– А как ты пойдешь? В твоей России какая‐то революция. Вчера воевода всем объявил, что караванам на ту сторону теперь хода нет.
За окном фыркали запоздалые фейерверки, не успевшие отгореть в установленный срок, но не желавшие превращаться в немую труху. Февраль, которому суждено было связать русского китайца по рукам и ногам, деловито уселся писать собственный сценарий мировой истории.
Глафире мало запомнился заполошный 1917‐й: все ее помыслы бродили вдоль китайской границы вместе с казачьими разъездами. А вокруг тем временем один за другим бушевали судьбоносные ураганы.
Рождество 1918‐го прошлось по Новоникольскому не праздничным хороводом под задорные колядки, а неуклюжей пятерней, сжимавшей пожеванные листовки. Вместо портретов благообразного Николая Второго, самодержца российского, везде понатыкали кривых сообщений, что вся власть отныне будет у простого люда, а помещиков и князей надо гнать взашей. Глафира от таких новостей бледнела и хотела ответа только на один вопрос: какая участь уготована китайцам? Нет ли указания оставить на Русской земле только русский народ, чтобы отдать ему эту самую власть, а всех прочих – китайцев, казахов, татар, да хоть голландца Мануила Захарыча – вон поганой метлой, чтобы не мешали править. Однако никого, кроме нее, не заботил национальный вопрос и никому не было дела до китайцев, когда буквально под окном творилась история.
Будь Федор дома, он наверняка сумел бы выведать на своем корявеньком языке, что да как задумано по поводу инородцев. Глафира привыкла во всем полагаться на мужа, ей и в самом страшном сне не виделось, чтобы жить и хозяйствовать одной, по своему только разумению. А как сеять? А жать? А кому сколько платить?
Братец Карп, которого она теребила неуемными расспросами, лишь насмехался да отмахивался:
– Брось, Глашка, сейчас не до пахоты, нонче надо в новой власти разобраться, значица, установить, как в Москве и Петрограде.
– А пахать? – разводила руками Глафира. – Разве пахать не надобно? А кушать что станем по осени?
– Эх ты, земельная душонка, как и Федька твой. Лишь бы сеять, да жать, да кубышку зажать.
Шире смотреть надо, сеструха. Накось, почитай прокламациев, там про все написано.
– А про китайцев написано? – Она заколыхалась полными грудями о своем, о больном.
– Нет, про китайцев там не писано. Нам бы с русскими разобраться, до китайцев, значица, опосля дойдем, – туманно пообещал Карп.

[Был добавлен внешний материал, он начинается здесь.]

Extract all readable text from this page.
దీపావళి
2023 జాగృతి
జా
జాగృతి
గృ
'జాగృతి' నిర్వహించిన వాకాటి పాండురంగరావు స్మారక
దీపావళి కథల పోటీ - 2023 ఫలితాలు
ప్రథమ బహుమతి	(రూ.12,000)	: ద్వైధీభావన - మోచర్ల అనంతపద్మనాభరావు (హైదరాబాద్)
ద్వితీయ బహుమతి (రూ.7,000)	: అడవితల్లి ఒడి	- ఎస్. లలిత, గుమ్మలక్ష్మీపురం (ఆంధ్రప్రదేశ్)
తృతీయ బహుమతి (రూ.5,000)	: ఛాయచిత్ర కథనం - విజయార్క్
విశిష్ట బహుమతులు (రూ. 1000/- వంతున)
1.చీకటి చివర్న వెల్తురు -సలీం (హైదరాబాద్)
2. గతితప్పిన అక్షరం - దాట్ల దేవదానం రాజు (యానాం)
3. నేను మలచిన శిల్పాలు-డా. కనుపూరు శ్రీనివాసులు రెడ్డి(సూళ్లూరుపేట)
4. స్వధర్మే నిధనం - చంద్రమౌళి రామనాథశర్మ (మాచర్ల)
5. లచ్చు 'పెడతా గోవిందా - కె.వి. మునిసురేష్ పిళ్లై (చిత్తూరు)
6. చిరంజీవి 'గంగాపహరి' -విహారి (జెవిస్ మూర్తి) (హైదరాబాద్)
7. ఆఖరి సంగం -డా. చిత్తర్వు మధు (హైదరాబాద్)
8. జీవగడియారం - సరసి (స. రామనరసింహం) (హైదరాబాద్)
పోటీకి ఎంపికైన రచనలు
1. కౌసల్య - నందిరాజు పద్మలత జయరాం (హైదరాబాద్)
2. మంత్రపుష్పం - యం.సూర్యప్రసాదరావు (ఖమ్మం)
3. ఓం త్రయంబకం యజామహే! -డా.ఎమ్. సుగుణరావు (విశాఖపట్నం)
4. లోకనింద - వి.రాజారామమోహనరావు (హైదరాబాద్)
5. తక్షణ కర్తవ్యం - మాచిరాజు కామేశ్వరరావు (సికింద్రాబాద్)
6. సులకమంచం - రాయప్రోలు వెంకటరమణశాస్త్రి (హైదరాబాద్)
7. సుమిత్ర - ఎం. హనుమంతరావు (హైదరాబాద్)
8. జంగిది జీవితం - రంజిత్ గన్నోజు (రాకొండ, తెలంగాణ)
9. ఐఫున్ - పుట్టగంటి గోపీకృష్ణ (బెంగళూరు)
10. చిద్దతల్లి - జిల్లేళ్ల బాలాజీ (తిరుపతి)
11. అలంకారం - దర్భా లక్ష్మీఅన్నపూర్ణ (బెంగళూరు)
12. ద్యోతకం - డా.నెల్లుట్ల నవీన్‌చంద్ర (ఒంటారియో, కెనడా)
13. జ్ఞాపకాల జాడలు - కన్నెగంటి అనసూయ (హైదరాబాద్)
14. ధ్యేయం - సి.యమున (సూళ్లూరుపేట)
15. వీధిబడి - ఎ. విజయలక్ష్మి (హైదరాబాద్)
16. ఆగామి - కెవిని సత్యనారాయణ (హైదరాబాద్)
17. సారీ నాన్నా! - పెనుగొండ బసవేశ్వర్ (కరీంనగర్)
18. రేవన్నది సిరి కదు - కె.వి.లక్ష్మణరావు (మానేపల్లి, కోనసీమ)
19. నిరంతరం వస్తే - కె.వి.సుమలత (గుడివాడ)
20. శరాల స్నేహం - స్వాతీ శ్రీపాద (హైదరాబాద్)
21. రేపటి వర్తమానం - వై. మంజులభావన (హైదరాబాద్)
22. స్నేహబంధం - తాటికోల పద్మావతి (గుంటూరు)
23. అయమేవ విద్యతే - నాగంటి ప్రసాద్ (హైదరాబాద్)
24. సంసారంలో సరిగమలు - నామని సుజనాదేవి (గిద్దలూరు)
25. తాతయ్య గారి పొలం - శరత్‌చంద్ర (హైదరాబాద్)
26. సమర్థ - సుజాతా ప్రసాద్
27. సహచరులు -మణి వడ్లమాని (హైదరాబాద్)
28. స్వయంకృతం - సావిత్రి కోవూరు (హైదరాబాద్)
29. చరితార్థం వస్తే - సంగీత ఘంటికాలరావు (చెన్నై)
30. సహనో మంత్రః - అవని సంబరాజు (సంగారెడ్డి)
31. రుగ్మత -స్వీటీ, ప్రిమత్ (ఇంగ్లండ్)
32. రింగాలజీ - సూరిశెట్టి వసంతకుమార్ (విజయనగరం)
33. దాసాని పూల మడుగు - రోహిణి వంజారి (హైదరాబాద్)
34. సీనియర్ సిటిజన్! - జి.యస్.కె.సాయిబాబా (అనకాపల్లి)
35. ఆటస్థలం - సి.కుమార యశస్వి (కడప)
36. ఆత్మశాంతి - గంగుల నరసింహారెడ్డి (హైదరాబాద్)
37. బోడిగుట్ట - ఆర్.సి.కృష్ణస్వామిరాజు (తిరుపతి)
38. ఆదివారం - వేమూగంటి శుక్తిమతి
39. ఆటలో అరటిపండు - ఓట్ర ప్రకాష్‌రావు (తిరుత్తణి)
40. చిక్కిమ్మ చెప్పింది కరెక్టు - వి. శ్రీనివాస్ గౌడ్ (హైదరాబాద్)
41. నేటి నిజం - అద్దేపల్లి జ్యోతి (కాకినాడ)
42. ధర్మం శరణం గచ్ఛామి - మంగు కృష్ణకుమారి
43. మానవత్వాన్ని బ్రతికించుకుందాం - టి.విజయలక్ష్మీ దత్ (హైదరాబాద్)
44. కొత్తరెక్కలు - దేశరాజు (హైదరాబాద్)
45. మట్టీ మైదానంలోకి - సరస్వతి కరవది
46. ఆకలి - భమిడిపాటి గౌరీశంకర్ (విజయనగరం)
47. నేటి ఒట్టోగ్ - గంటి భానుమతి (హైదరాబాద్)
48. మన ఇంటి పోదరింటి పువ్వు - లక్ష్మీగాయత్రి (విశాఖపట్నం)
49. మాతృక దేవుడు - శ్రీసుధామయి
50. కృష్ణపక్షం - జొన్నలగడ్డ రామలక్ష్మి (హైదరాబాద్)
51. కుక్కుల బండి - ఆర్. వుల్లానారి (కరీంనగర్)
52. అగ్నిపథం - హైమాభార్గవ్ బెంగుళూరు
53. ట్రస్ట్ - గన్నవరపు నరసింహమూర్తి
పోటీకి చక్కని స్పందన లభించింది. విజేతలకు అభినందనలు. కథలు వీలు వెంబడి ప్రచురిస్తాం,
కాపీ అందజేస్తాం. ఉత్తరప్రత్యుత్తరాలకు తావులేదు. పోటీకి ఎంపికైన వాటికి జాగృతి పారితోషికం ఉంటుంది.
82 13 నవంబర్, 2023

Глафира ушла из братова дома, не зная, что и думать. Как это – опосля дойдем? То есть выгонят взашей, когда руки дойдут? Или признают своими, родненькими? А как же Жока – китайский сын? Он ведь и русский тоже наполовину. С ним‐то что будет?
Весна нахлынула на Новоникольское всей запальчивостью, ударила по льдам, безжалостно разбила стеклянные блюдца озер, накинулась с жаркими объятиями на толстошубых баб и залежавшихся в зимнем безделье мужиков. Пора готовить плуги и бороны, пора ставить скотину, скоро разжижится по улицам жирная грязь – ни проехать ни пройти, – а следом повылезут игольчатые светло-зеленые стебельки. О том, что Федор не приедет и в эту весну, Глафире подсказали замусоленные листовки и собственное предательское сердце. Границы так и не открылись, караваны не пошли, в соседних степях орудовали шайки бандитов.
– Ну и хорошо, что отец не пойдет в дорогу, – рассуждал Жока, – капитально неспокойно на границе. Пусть отсидится, мы здесь сами как‐нибудь.
– Да как мы сами‐то? – Матери оставалось лишь всплеснуть руками и уйти плакать в свою горницу, чтобы не вымещать досаду на сыне, который вовсе не виноват в лихом повороте судьбы.
От нечего делать снова пошла к Карпу. Тот сидел на крыльце, грелся на раннем солнышке и чистил охотничье ружье.
– Так где подмогу‐то брать на посев? Коли Федора ждать не приходится?
– Я тебе, Гланя, не помощник. Ухожу красноармейцем. Буду воевать за советскую власть!
– Час от часу не легче, – растерянно залопотала Глафира, – а Клавка как? А дети?